恐怖でトイレが近い。頭は襖側。起き上がってくるりと向きを変えれば2歩ほどで襖につくはずだ。中二階にあるこの部屋は、襖を出たらすぐに階段がある。1階まで行ってトイレに行こうとした。くるりと向きを変え、1歩2歩。たどり着かいない。3歩4歩。頭をぶつけた。手で探ると反対側の窓側にきた。おかしい。もう一度向きを変え、四つん這いで襖に向かう。
今度は、「ガチャーンガチャーン!」と激しい物音をさせてしまい、おばさんが慌てて見に来た。
四つん這いで進んだ私が、なぜか勉強机に上っている。立った覚えなどないのに、廊下の明かりで無様な姿を自分でも確認できた。
「あら、寝ぼけちゃったの?おトイレ?連れて行ってあげるわ」
そうおばさんに言われて、用を足す。
部屋に戻ってお休みと言われて布団に入る。襖を閉めるとまた暗黒の世界。
手のひらを凝視しても、見えてこないほどの漆黒の闇。
かつてこれほどの闇を感じたことがあっただろうかと、自分でも恐怖心が増強していく。この部屋から出たい。その一心で「冷静になれ」と小声で勇気づける。枕から頭を離し起き上がる。くるりと向きを変え、四つん這いになる。襖まで2歩だ。ひとつひとつの行動を確認しながら、行動する。やはり襖がない。3歩4歩5歩6歩・・・
今度も、壁に激突した。その音でまたおばさんが起きてきた。
「どうしたのいったい。そんなに寝ぼけて。お泊りは嫌いかな?」
そんなんじゃない。私はこの部屋から出られないだけなのだ。
朝までどんなに頑張っても、結局襖にたどり着くことはなかった。一睡もしないまま、朝を迎えおばさんが起こしに来て、雨戸が開いた。
外はまた気持ちの良いほど晴れ晴れとした朝だった。
あれから、その暗黒と部屋から出られない恐怖が脳裏に焼き付いた。狭い範囲の空間をぐるぐる回るだけで、私はその場に拘束され続けた恐怖だ。

それから、大人になるまで毎年見る夢があった。暗い夜の境内で、松明(夢では提灯かと思っていたが)の中追ってから足早に逃げる自分。行ったことがないお寺の境内の夢をずっと見続けた。
数年前に、あるきっかけで知り合った人を家まで送ることになった。家は境内内になるという。車で境内を走らせて驚いた。夢に出てくる境内とまったく同じなのだ。始めていくお寺のはずが、夢で知っていた。衝撃的だった。
しかし、それは幼いころの恐怖の記憶をかき消していたのだ。

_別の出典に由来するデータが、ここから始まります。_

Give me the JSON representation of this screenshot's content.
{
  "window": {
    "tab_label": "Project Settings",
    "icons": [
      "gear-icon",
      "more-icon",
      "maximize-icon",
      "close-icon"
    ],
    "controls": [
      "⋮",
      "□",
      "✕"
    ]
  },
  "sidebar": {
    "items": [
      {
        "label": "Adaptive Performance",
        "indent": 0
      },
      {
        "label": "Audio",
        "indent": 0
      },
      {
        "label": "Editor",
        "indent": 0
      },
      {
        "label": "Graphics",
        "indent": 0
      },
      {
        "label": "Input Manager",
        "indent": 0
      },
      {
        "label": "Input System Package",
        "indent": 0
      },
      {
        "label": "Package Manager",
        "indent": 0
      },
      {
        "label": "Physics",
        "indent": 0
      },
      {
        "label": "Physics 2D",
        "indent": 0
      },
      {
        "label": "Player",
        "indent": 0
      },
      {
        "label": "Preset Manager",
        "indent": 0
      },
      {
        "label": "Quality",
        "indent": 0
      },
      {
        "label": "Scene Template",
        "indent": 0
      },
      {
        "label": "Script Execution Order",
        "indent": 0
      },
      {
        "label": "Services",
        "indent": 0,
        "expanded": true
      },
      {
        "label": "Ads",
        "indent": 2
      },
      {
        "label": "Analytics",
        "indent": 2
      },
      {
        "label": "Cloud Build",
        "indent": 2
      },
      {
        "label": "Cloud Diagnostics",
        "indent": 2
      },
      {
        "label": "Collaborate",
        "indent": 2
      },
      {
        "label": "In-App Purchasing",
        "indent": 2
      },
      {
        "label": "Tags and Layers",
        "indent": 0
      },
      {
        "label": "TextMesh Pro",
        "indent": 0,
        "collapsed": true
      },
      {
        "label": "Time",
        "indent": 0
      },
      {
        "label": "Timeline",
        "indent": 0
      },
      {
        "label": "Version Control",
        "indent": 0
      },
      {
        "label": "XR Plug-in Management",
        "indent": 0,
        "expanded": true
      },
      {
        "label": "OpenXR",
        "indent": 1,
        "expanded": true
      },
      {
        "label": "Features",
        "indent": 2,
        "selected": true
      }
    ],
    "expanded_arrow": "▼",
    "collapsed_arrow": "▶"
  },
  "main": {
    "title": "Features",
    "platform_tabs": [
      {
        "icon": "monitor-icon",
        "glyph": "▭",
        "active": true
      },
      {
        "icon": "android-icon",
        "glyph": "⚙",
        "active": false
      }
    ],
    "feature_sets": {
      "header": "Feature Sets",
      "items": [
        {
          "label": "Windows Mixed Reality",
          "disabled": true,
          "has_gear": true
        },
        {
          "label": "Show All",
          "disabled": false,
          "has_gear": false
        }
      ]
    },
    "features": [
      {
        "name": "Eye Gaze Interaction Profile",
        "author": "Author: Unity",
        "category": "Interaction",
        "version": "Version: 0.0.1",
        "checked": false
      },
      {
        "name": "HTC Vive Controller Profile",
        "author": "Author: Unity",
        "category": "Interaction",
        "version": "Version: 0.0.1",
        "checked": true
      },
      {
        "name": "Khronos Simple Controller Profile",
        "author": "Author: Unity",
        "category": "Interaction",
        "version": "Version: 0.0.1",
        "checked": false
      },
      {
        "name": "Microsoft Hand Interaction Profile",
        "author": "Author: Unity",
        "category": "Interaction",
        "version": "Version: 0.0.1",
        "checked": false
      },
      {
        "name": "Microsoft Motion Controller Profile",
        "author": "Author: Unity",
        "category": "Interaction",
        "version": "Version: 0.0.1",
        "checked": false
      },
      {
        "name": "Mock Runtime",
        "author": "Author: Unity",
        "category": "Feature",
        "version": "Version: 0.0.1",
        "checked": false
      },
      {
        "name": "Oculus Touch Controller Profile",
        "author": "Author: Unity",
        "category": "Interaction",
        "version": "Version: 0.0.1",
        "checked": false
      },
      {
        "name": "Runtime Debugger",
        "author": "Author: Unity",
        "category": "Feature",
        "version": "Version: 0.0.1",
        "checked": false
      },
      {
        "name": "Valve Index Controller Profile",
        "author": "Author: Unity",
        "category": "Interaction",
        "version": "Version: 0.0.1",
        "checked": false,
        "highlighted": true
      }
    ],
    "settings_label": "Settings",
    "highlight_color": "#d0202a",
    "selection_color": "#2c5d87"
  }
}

泊まった友人宅は、このお寺の裏にあったのだ。そしてこの寺では大昔に大きな事件が起きている。友人宅の先には井戸があり、そこに一族の姫が追ってから逃れ身を投じたという記事をみた。私はそれと同じ行動を夢の中でやり続け、小学4年生の時に井戸の底に閉じ込められた一夜を過ごしたのだろうと推測する。きっと幼い私に、何かを伝えたかったのかもしれない。
なぜならば、私は一族を皆殺しを命じた者の家臣の末裔だからである。